# Late-night fight for life reinforces a trainer’s own lessons



## kwflatbed (Dec 29, 2004)

*Editor's note:* You'll find in-store security footage of the incident described in this article on BLUtube. *Watch the video now.*

Popular trainer Bob Hindi, a 20-year veteran cop in Nevada, always stresses the traditional triad when he teaches officer survival:

• Mental preparation 
• Physical preparation 
• Tactical preparation.

Yet when he headed out of his house on a late-night family errand awhile back, his readiness with these critical fundamentals was dangerously flawed. 
The result, he says, not only embarrassed him as an instructor but could have cost him his life. 
Hindi, an internationally known expandable baton expert and designer of a groundbreaking duty belt equipment deployment system, had fallen asleep on his couch in khakis and a t-shirt that fateful Saturday.

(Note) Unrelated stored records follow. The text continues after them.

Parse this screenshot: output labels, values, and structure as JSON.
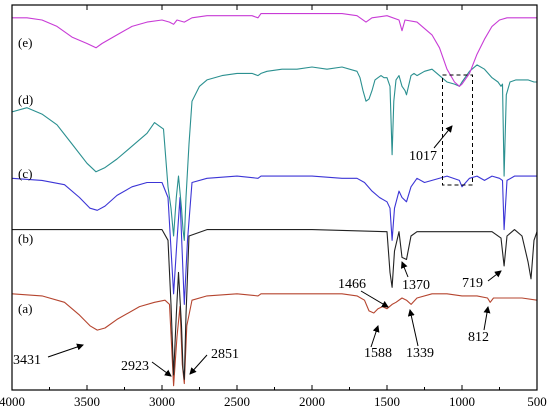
{
  "chart_data": {
    "type": "line",
    "title": "",
    "xlabel": "",
    "ylabel": "",
    "xlim": [
      4000,
      500
    ],
    "x_ticks": [
      "4000",
      "3500",
      "3000",
      "2500",
      "2000",
      "1500",
      "1000",
      "500"
    ],
    "grid": false,
    "series": [
      {
        "label": "(a)",
        "color": "#b5452f",
        "x": [
          4000,
          3800,
          3650,
          3550,
          3480,
          3431,
          3380,
          3300,
          3150,
          3050,
          2980,
          2950,
          2923,
          2900,
          2880,
          2865,
          2851,
          2835,
          2800,
          2700,
          2500,
          2360,
          2340,
          2200,
          2000,
          1800,
          1700,
          1650,
          1620,
          1588,
          1560,
          1530,
          1500,
          1466,
          1440,
          1400,
          1370,
          1339,
          1300,
          1200,
          1100,
          1000,
          900,
          830,
          812,
          790,
          700,
          600,
          500
        ],
        "values": [
          0.45,
          0.44,
          0.41,
          0.35,
          0.3,
          0.28,
          0.29,
          0.33,
          0.39,
          0.41,
          0.42,
          0.4,
          0.02,
          0.25,
          0.39,
          0.12,
          0.03,
          0.3,
          0.42,
          0.44,
          0.45,
          0.44,
          0.45,
          0.45,
          0.45,
          0.45,
          0.44,
          0.42,
          0.37,
          0.36,
          0.38,
          0.39,
          0.38,
          0.4,
          0.41,
          0.43,
          0.42,
          0.4,
          0.43,
          0.45,
          0.45,
          0.44,
          0.44,
          0.43,
          0.41,
          0.43,
          0.43,
          0.43,
          0.42
        ]
      },
      {
        "label": "(b)",
        "color": "#222222",
        "x": [
          4000,
          3500,
          3000,
          2960,
          2940,
          2923,
          2905,
          2890,
          2870,
          2860,
          2851,
          2840,
          2820,
          2700,
          2000,
          1500,
          1480,
          1466,
          1450,
          1420,
          1400,
          1370,
          1340,
          1300,
          1200,
          1000,
          800,
          740,
          719,
          700,
          650,
          600,
          560,
          540,
          520,
          500
        ],
        "values": [
          0.75,
          0.75,
          0.75,
          0.7,
          0.4,
          0.07,
          0.35,
          0.55,
          0.3,
          0.1,
          0.05,
          0.35,
          0.72,
          0.75,
          0.75,
          0.74,
          0.55,
          0.48,
          0.65,
          0.74,
          0.62,
          0.61,
          0.72,
          0.74,
          0.74,
          0.74,
          0.74,
          0.71,
          0.58,
          0.72,
          0.75,
          0.72,
          0.6,
          0.52,
          0.7,
          0.74
        ]
      },
      {
        "label": "(c)",
        "color": "#3c35d6",
        "x": [
          4000,
          3800,
          3650,
          3550,
          3480,
          3431,
          3380,
          3300,
          3200,
          3100,
          3000,
          2960,
          2923,
          2900,
          2880,
          2860,
          2851,
          2830,
          2800,
          2700,
          2500,
          2360,
          2340,
          2200,
          2000,
          1800,
          1700,
          1650,
          1600,
          1550,
          1500,
          1480,
          1466,
          1450,
          1420,
          1400,
          1370,
          1340,
          1300,
          1250,
          1200,
          1100,
          1017,
          1000,
          950,
          900,
          850,
          800,
          750,
          730,
          719,
          700,
          650,
          600,
          560,
          520,
          500
        ],
        "values": [
          0.99,
          0.98,
          0.96,
          0.9,
          0.85,
          0.84,
          0.86,
          0.91,
          0.95,
          0.97,
          0.97,
          0.9,
          0.45,
          0.7,
          0.9,
          0.55,
          0.4,
          0.7,
          0.97,
          0.99,
          1.0,
          0.99,
          1.0,
          1.0,
          1.0,
          0.99,
          0.99,
          0.97,
          0.93,
          0.9,
          0.88,
          0.85,
          0.7,
          0.85,
          0.93,
          0.9,
          0.88,
          0.95,
          0.99,
          0.97,
          0.98,
          1.0,
          0.98,
          0.95,
          0.99,
          1.0,
          0.98,
          1.0,
          0.99,
          0.98,
          0.75,
          0.98,
          1.0,
          1.0,
          1.0,
          1.0,
          1.0
        ]
      },
      {
        "label": "(d)",
        "color": "#2b9090",
        "x": [
          4000,
          3900,
          3800,
          3700,
          3600,
          3500,
          3440,
          3380,
          3300,
          3200,
          3100,
          3050,
          2990,
          2960,
          2940,
          2923,
          2905,
          2890,
          2870,
          2860,
          2851,
          2840,
          2820,
          2800,
          2750,
          2700,
          2600,
          2500,
          2400,
          2360,
          2340,
          2300,
          2200,
          2100,
          2000,
          1900,
          1800,
          1700,
          1680,
          1660,
          1640,
          1620,
          1600,
          1580,
          1560,
          1540,
          1520,
          1500,
          1480,
          1466,
          1455,
          1440,
          1420,
          1400,
          1380,
          1370,
          1350,
          1340,
          1320,
          1300,
          1250,
          1200,
          1150,
          1100,
          1050,
          1017,
          1000,
          950,
          900,
          850,
          800,
          760,
          740,
          730,
          719,
          705,
          680,
          640,
          600,
          560,
          520,
          500
        ],
        "values": [
          1.3,
          1.32,
          1.29,
          1.24,
          1.15,
          1.06,
          1.02,
          1.04,
          1.08,
          1.14,
          1.2,
          1.25,
          1.22,
          0.95,
          0.85,
          0.72,
          0.9,
          1.0,
          0.85,
          0.75,
          0.7,
          0.9,
          1.15,
          1.35,
          1.42,
          1.45,
          1.47,
          1.48,
          1.48,
          1.47,
          1.48,
          1.49,
          1.5,
          1.5,
          1.51,
          1.5,
          1.51,
          1.49,
          1.46,
          1.4,
          1.35,
          1.36,
          1.4,
          1.45,
          1.46,
          1.47,
          1.46,
          1.46,
          1.42,
          1.1,
          1.35,
          1.45,
          1.47,
          1.42,
          1.4,
          1.38,
          1.44,
          1.47,
          1.48,
          1.47,
          1.49,
          1.5,
          1.47,
          1.44,
          1.43,
          1.42,
          1.44,
          1.49,
          1.52,
          1.5,
          1.46,
          1.44,
          1.42,
          1.43,
          1.0,
          1.38,
          1.44,
          1.45,
          1.45,
          1.45,
          1.44,
          1.44
        ]
      },
      {
        "label": "(e)",
        "color": "#c83bd6",
        "x": [
          4000,
          3900,
          3800,
          3700,
          3600,
          3500,
          3440,
          3400,
          3300,
          3200,
          3100,
          3000,
          2950,
          2923,
          2900,
          2851,
          2800,
          2700,
          2600,
          2500,
          2400,
          2360,
          2340,
          2300,
          2200,
          2100,
          2000,
          1800,
          1700,
          1640,
          1600,
          1500,
          1420,
          1400,
          1380,
          1300,
          1200,
          1150,
          1100,
          1050,
          1017,
          1000,
          950,
          900,
          850,
          800,
          750,
          700,
          650,
          600,
          550,
          500
        ],
        "values": [
          1.74,
          1.74,
          1.73,
          1.7,
          1.65,
          1.62,
          1.6,
          1.62,
          1.66,
          1.7,
          1.72,
          1.73,
          1.72,
          1.71,
          1.73,
          1.72,
          1.74,
          1.75,
          1.75,
          1.75,
          1.75,
          1.74,
          1.76,
          1.76,
          1.76,
          1.76,
          1.76,
          1.76,
          1.75,
          1.72,
          1.74,
          1.75,
          1.73,
          1.68,
          1.73,
          1.72,
          1.66,
          1.6,
          1.5,
          1.44,
          1.42,
          1.43,
          1.48,
          1.57,
          1.64,
          1.7,
          1.73,
          1.74,
          1.74,
          1.74,
          1.74,
          1.74
        ]
      }
    ],
    "annotations": [
      {
        "text": "3431"
      },
      {
        "text": "2923"
      },
      {
        "text": "2851"
      },
      {
        "text": "1588"
      },
      {
        "text": "1466"
      },
      {
        "text": "1370"
      },
      {
        "text": "1339"
      },
      {
        "text": "812"
      },
      {
        "text": "719"
      },
      {
        "text": "1017"
      }
    ]
  }
}
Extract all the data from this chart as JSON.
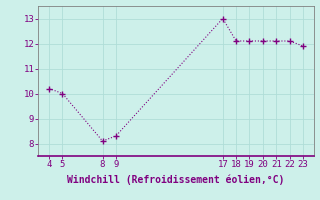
{
  "x": [
    4,
    5,
    8,
    9,
    17,
    18,
    19,
    20,
    21,
    22,
    23
  ],
  "y": [
    10.2,
    10.0,
    8.1,
    8.3,
    13.0,
    12.1,
    12.1,
    12.1,
    12.1,
    12.1,
    11.9
  ],
  "xticks": [
    4,
    5,
    8,
    9,
    17,
    18,
    19,
    20,
    21,
    22,
    23
  ],
  "yticks": [
    8,
    9,
    10,
    11,
    12,
    13
  ],
  "ylim": [
    7.5,
    13.5
  ],
  "xlim": [
    3.2,
    23.8
  ],
  "xlabel": "Windchill (Refroidissement éolien,°C)",
  "line_color": "#800080",
  "marker": "+",
  "bg_color": "#cdf0ea",
  "grid_color": "#b0ddd8",
  "label_color": "#800080",
  "tick_color": "#800080",
  "spine_color": "#808080",
  "fontsize_label": 7,
  "fontsize_tick": 6.5
}
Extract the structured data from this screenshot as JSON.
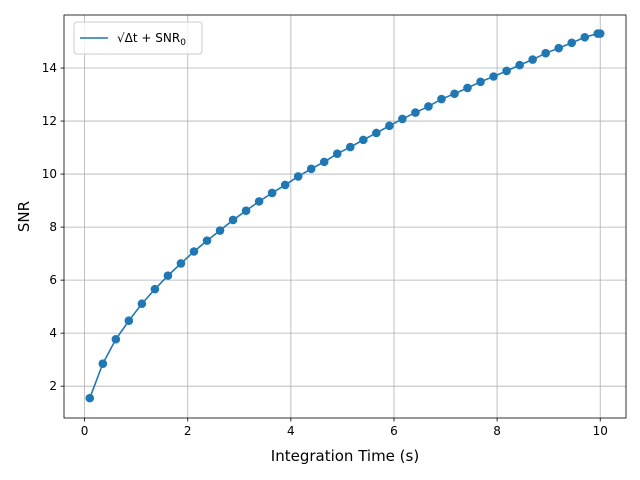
{
  "chart_data": {
    "type": "line",
    "xlabel": "Integration Time (s)",
    "ylabel": "SNR",
    "xlim": [
      -0.4,
      10.5
    ],
    "ylim": [
      0.8,
      16.0
    ],
    "xticks": [
      0,
      2,
      4,
      6,
      8,
      10
    ],
    "yticks": [
      2,
      4,
      6,
      8,
      10,
      12,
      14
    ],
    "grid": true,
    "legend": "top-left",
    "series": [
      {
        "name": "√Δt + SNR₀",
        "legend_main": "√Δt + SNR",
        "legend_sub": "0",
        "color": "#1f77b4",
        "marker": "circle",
        "x": [
          0.1,
          0.3526,
          0.6053,
          0.8579,
          1.1105,
          1.3632,
          1.6158,
          1.8684,
          2.1211,
          2.3737,
          2.6263,
          2.8789,
          3.1316,
          3.3842,
          3.6368,
          3.8895,
          4.1421,
          4.3947,
          4.6474,
          4.9,
          5.1526,
          5.4053,
          5.6579,
          5.9105,
          6.1632,
          6.4158,
          6.6684,
          6.9211,
          7.1737,
          7.4263,
          7.6789,
          7.9316,
          8.1842,
          8.4368,
          8.6895,
          8.9421,
          9.1947,
          9.4474,
          9.7,
          9.9526,
          10.0
        ],
        "y": [
          1.55,
          2.85,
          3.77,
          4.47,
          5.11,
          5.66,
          6.17,
          6.63,
          7.08,
          7.49,
          7.87,
          8.27,
          8.62,
          8.97,
          9.29,
          9.59,
          9.91,
          10.2,
          10.46,
          10.77,
          11.02,
          11.29,
          11.55,
          11.82,
          12.08,
          12.32,
          12.55,
          12.83,
          13.03,
          13.25,
          13.48,
          13.68,
          13.89,
          14.11,
          14.32,
          14.56,
          14.75,
          14.95,
          15.16,
          15.3,
          15.3
        ]
      }
    ]
  }
}
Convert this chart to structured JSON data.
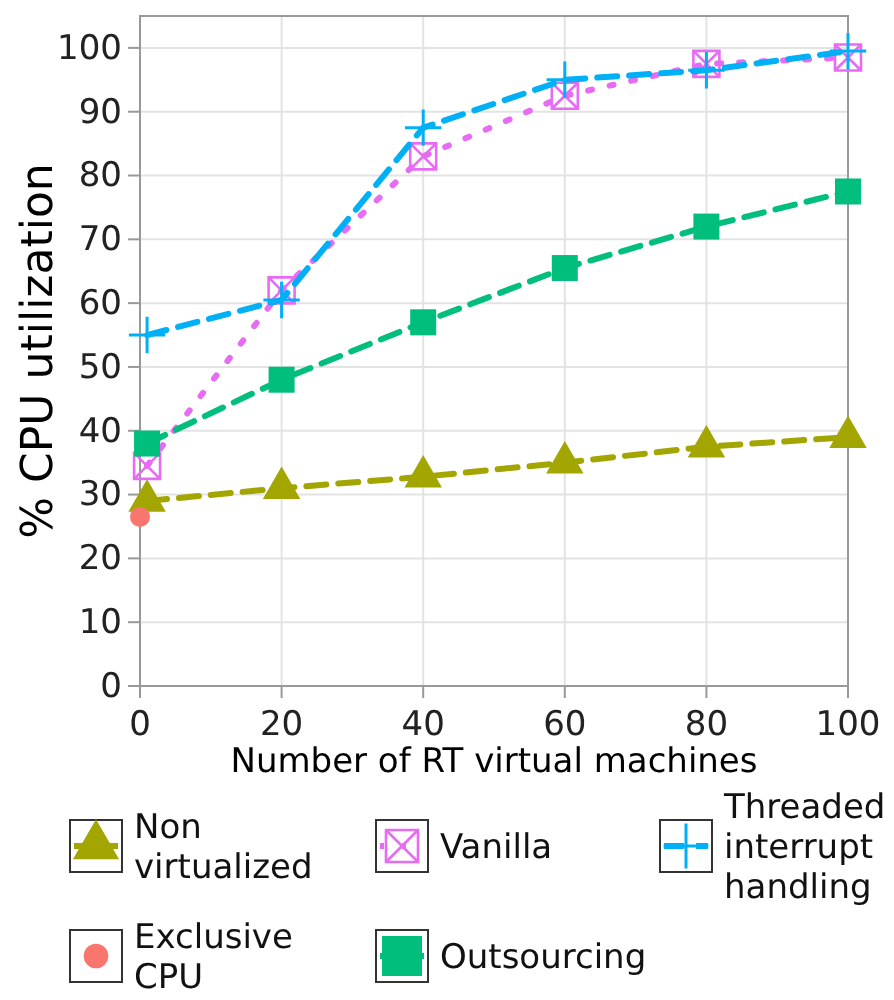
{
  "chart_data": {
    "type": "line",
    "xlabel": "Number of RT virtual machines",
    "ylabel": "% CPU utilization",
    "xlim": [
      0,
      100
    ],
    "xticks": [
      0,
      20,
      40,
      60,
      80,
      100
    ],
    "ylim": [
      0,
      105
    ],
    "yticks": [
      0,
      10,
      20,
      30,
      40,
      50,
      60,
      70,
      80,
      90,
      100
    ],
    "grid": true,
    "legend": "bottom",
    "series": [
      {
        "name": "Non virtualized",
        "color": "#a3a500",
        "marker": "triangle",
        "line_style": "dashed",
        "x": [
          1,
          20,
          40,
          60,
          80,
          100
        ],
        "values": [
          29,
          31,
          32.8,
          35,
          37.5,
          39
        ]
      },
      {
        "name": "Exclusive CPU",
        "type": "scatter",
        "color": "#f8766d",
        "marker": "circle",
        "x": [
          0
        ],
        "values": [
          26.5
        ]
      },
      {
        "name": "Vanilla",
        "color": "#e76bf3",
        "marker": "cross",
        "line_style": "dotted",
        "x": [
          1,
          20,
          40,
          60,
          80,
          100
        ],
        "values": [
          34.5,
          62,
          83,
          92.5,
          97.5,
          98.5
        ]
      },
      {
        "name": "Outsourcing",
        "color": "#00bf7d",
        "marker": "square",
        "line_style": "dashed",
        "x": [
          1,
          20,
          40,
          60,
          80,
          100
        ],
        "values": [
          38,
          48,
          57,
          65.5,
          72,
          77.5
        ]
      },
      {
        "name": "Threaded interrupt handling",
        "color": "#00b0f6",
        "marker": "cross",
        "line_style": "dashed",
        "x": [
          1,
          20,
          40,
          60,
          80,
          100
        ],
        "values": [
          55,
          60.5,
          87.5,
          95,
          96.5,
          99.5
        ]
      }
    ]
  }
}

At about 2230 hours, his 17-year-old daughter Hillary shook him awake and pleaded with him to run out to the neighborhood drugstore and buy her some cosmetics. 
Along with her sister Hannah, Hillary hosts and performs on "The Hillywood Show," a revue of spoofs and impersonations that's broadcast on the Internet, and she was "desperate" for makeup for her next program. 
"I was tired, annoyed and in a hurry to get this done," Hindi told PoliceOne. "We live in a very nice area of town, and the store is only about a mile away. I'd been there a number of times, no problem." 
In his haste, he left home without a firearm or a knife. 
Approaching the checkout counter with Hillary's items in hand, he continued in what he now describes as "Condition White." 
Ahead of him at the cash register off was a black male with an oversized jacket and "extremely baggy, saggy jeans-a gangbanger look." 
In retrospect, Hindi realizes "he didn't fit the area," and when Hindi stopped about 8 feet away to wait his turn, the man, who was engaged in conversation with the 60ish female clerk, turned and looked him over, "up and down, sizing me up." 
Turning back to the clerk, evidently unimpressed, the man began asking about various items shelved behind the register, then in the next breath complaining that he didn't know where his money was-"acting really stupid," in Hindi's estimation.

Full Article: http://www.policeone.com/police-pro...t-for-life-reinforces-a-trainers-own-lessons/


----------



## GreenMachine (Mar 26, 2007)

I couldn't beleive that clerk just standing there talking smack. Good job Hindi!


----------